Prescribed Minimum Benefits


The Prescribed Minimum Benefits (PMBs) are a set of defined benefits to ensure that all medical scheme members have access to certain minimum health services, regardless of the benefit option they have selected on their medical scheme. Libcare has to cover the minimum health services related to the diagnosis, treatment and care of:

  • any emergency medical condition, as defined;
  • a limited set of 271 medical conditions (defined in the 'Diagnosis Treatment Pairs' in legislation);
  • and 26 chronic conditions (defined in the Chronic Disease List).

Each of the 271 PMB conditions is linked to a broadly-defined treatment protocol referred to as Diagnosis Treatment Pairs (DTPs). The treatment standards in question are the public sector practice and protocols. In the case of the chronic diseases specified in the Chronic Disease List (CDL), the treatment algorithms that have been published in the Government Gazette are the minimum treatment requirement.


ICD-10 stands for International Classification of Diseases and Related Health Problems (10th revision). These codes are used to inform medical schemes about what conditions their members were treated for so that claims can be settled correctly, e.g. J03.9 is the ICD-10 code for acute tonsillitis.

Because ICD-10 codes provide accurate information on the condition you have been diagnosed with, these codes help the medical scheme to determine which benefits you are entitled to and how these benefits could be paid. In terms of legislation, your treating provider must include the ICD-10 code on your account.

This becomes very important if you have a PMB condition, as these can only be identified by the correct ICD-10 codes. Therefore, if the incorrect ICD-10 codes are provided, your PMB-related services might be paid from the incorrect benefit (such as from your Medical Savings Facility), or it might not be paid at all if your day-to-day or in-hospital benefit limits have been exhausted.

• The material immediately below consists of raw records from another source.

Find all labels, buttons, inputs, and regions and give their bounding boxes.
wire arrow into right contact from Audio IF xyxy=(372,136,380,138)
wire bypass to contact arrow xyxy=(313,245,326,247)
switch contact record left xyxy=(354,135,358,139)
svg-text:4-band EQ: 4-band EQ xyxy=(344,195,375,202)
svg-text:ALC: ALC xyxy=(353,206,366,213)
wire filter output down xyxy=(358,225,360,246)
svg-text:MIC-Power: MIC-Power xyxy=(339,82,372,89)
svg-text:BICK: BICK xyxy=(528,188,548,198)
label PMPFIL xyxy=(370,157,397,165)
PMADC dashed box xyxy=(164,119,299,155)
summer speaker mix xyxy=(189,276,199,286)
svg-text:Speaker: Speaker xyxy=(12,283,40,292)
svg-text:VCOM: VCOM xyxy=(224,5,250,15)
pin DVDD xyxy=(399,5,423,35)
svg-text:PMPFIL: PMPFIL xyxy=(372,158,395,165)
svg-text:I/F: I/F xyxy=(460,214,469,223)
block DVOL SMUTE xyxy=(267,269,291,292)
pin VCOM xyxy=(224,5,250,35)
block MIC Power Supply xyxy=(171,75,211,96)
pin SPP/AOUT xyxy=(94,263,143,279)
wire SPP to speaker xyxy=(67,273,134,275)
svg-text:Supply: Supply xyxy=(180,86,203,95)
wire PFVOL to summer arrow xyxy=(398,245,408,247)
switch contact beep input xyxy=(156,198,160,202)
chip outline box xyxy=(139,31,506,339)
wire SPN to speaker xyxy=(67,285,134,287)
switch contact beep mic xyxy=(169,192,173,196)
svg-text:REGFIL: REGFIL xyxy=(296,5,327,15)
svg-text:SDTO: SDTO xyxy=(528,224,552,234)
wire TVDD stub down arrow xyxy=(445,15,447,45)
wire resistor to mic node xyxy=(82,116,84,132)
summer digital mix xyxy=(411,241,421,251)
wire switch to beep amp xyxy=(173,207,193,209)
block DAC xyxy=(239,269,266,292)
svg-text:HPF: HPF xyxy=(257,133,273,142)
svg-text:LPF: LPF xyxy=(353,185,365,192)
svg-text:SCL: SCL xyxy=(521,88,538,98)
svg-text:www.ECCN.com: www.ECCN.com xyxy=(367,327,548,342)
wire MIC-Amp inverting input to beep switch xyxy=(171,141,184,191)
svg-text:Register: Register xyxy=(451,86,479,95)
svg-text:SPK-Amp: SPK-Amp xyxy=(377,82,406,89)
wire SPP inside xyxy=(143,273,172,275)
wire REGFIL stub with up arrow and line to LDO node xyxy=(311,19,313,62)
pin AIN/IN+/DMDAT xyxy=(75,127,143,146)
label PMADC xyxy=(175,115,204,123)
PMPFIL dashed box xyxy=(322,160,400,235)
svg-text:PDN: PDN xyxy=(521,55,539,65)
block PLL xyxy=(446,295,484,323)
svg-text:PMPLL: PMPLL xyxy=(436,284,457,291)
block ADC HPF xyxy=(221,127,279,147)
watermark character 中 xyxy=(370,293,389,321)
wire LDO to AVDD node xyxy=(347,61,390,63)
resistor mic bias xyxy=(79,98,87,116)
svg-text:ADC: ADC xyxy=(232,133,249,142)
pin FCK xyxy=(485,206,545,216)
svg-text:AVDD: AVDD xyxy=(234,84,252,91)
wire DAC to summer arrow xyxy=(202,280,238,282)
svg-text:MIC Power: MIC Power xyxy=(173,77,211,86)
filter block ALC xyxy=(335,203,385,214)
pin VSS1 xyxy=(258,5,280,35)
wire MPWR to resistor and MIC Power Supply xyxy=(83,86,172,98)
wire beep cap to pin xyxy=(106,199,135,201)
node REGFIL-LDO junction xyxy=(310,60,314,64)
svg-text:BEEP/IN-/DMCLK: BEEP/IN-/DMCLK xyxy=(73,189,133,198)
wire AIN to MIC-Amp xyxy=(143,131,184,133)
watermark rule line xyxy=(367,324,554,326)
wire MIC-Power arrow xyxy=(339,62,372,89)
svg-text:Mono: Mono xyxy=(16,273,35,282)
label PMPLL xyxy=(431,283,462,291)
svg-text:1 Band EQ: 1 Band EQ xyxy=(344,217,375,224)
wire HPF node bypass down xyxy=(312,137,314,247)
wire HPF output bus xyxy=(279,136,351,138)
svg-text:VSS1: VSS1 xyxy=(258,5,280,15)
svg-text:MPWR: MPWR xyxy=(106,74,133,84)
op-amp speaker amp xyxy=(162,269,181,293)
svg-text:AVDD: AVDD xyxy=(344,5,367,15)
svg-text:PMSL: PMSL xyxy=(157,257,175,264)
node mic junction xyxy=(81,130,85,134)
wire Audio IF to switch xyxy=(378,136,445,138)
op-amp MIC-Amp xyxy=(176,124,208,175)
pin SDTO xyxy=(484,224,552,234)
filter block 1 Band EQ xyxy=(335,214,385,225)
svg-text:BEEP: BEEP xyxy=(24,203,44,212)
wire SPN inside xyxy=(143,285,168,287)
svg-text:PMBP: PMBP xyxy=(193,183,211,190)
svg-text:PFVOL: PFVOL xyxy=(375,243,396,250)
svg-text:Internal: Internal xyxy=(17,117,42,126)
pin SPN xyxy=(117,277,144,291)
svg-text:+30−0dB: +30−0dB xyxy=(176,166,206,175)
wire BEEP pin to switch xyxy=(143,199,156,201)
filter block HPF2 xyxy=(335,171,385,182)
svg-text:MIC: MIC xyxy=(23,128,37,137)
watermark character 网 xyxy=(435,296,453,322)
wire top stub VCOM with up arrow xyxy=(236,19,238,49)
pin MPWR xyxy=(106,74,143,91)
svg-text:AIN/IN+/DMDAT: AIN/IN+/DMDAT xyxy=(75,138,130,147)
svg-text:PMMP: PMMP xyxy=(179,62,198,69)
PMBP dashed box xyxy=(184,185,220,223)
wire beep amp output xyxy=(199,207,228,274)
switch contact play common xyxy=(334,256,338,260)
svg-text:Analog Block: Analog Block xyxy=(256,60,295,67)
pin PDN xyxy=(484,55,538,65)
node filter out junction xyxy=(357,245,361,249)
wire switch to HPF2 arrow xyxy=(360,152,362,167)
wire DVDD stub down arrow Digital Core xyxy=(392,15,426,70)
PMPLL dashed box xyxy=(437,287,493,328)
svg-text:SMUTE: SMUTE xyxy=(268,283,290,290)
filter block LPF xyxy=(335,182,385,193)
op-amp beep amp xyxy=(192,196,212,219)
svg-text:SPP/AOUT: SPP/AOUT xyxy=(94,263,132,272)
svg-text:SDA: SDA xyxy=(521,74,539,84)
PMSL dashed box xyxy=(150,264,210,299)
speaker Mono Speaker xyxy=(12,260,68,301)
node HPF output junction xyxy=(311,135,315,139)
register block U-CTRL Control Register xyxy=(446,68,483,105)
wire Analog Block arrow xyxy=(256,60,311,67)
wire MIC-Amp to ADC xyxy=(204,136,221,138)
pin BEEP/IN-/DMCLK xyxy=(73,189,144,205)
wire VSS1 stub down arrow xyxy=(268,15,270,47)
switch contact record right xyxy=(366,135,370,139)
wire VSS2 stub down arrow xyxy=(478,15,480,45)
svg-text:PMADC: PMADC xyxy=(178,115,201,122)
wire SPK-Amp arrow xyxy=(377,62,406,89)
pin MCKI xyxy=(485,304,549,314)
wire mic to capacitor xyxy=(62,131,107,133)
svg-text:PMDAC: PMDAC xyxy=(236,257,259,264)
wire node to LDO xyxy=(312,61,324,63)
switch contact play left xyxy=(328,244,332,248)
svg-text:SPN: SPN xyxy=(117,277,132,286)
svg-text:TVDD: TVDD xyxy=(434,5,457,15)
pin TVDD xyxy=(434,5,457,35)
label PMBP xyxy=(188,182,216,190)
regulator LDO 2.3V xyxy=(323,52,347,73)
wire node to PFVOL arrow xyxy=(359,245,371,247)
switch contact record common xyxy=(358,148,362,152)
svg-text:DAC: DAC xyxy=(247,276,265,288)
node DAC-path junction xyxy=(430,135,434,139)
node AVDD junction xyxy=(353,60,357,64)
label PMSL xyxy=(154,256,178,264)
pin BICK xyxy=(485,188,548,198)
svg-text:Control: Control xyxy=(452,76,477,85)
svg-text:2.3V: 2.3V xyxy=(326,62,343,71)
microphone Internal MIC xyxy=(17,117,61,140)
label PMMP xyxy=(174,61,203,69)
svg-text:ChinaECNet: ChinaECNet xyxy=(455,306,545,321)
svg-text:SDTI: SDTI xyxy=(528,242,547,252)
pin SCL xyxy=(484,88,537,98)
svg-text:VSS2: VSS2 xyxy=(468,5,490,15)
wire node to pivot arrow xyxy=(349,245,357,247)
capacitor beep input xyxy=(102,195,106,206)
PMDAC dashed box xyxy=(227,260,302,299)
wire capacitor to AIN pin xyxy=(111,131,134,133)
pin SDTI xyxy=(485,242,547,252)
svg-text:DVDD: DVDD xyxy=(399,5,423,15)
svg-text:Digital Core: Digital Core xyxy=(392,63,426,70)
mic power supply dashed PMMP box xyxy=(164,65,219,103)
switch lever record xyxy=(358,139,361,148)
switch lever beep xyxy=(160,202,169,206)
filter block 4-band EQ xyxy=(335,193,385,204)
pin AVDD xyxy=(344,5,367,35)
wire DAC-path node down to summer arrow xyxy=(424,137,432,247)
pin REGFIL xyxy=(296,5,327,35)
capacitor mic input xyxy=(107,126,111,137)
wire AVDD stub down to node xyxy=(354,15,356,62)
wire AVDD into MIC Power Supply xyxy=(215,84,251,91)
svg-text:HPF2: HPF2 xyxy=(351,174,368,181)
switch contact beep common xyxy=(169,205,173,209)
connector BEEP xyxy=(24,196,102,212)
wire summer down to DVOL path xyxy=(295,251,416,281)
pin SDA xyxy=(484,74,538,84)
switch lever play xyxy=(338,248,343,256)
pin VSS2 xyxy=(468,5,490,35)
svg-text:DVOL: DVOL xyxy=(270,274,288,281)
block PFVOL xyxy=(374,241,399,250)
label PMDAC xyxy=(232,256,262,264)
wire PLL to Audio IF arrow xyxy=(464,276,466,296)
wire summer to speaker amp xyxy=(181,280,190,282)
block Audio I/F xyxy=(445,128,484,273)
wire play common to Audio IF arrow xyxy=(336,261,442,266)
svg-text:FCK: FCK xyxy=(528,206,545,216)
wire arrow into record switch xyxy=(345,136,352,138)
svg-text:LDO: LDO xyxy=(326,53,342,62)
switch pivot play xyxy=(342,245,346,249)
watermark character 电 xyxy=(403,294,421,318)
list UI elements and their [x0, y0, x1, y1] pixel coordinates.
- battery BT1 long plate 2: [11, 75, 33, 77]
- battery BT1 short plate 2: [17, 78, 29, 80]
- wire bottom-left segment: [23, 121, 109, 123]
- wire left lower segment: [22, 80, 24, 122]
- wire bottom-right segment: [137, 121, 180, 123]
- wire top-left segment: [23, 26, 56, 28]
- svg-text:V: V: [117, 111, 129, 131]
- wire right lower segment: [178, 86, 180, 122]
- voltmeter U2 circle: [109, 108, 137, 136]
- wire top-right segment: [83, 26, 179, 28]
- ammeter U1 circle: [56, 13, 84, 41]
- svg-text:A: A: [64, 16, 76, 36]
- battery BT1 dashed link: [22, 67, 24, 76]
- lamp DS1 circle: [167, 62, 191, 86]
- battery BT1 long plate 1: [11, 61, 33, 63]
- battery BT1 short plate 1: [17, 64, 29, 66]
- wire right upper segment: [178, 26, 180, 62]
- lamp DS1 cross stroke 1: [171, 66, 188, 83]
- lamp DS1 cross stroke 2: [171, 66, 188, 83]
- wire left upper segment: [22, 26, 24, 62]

  • There are no co-payments on PMB conditions except when members choose not to make use of the Scheme's listed treatments and medicines. Members either have to pay the difference between the actual cost and what the Scheme would have paid, or the percentage co-payment as registered in the Scheme Rules.
  • In terms of legislation, co-payments for PMB claims cannot be recovered from the Medical Savings Facility.

Should you or your dependant(s) have more than 24 months' continuous cover with a registered South African Medical Scheme and the break between leaving the latest scheme and date of application to Libcare is less than 90 days, a 3-month general waiting period will be applied but you/affected dependant will be entitled to claim for Prescribed Minimum Benefits.

If you or your dependant(s) were not previously on a medical scheme when you apply to register on Libcare, or if your break between leaving your last scheme and applying to join Libcare is more than 90 days, there will be no cover for Prescribed Minimum Benefits during waiting periods that may be applied.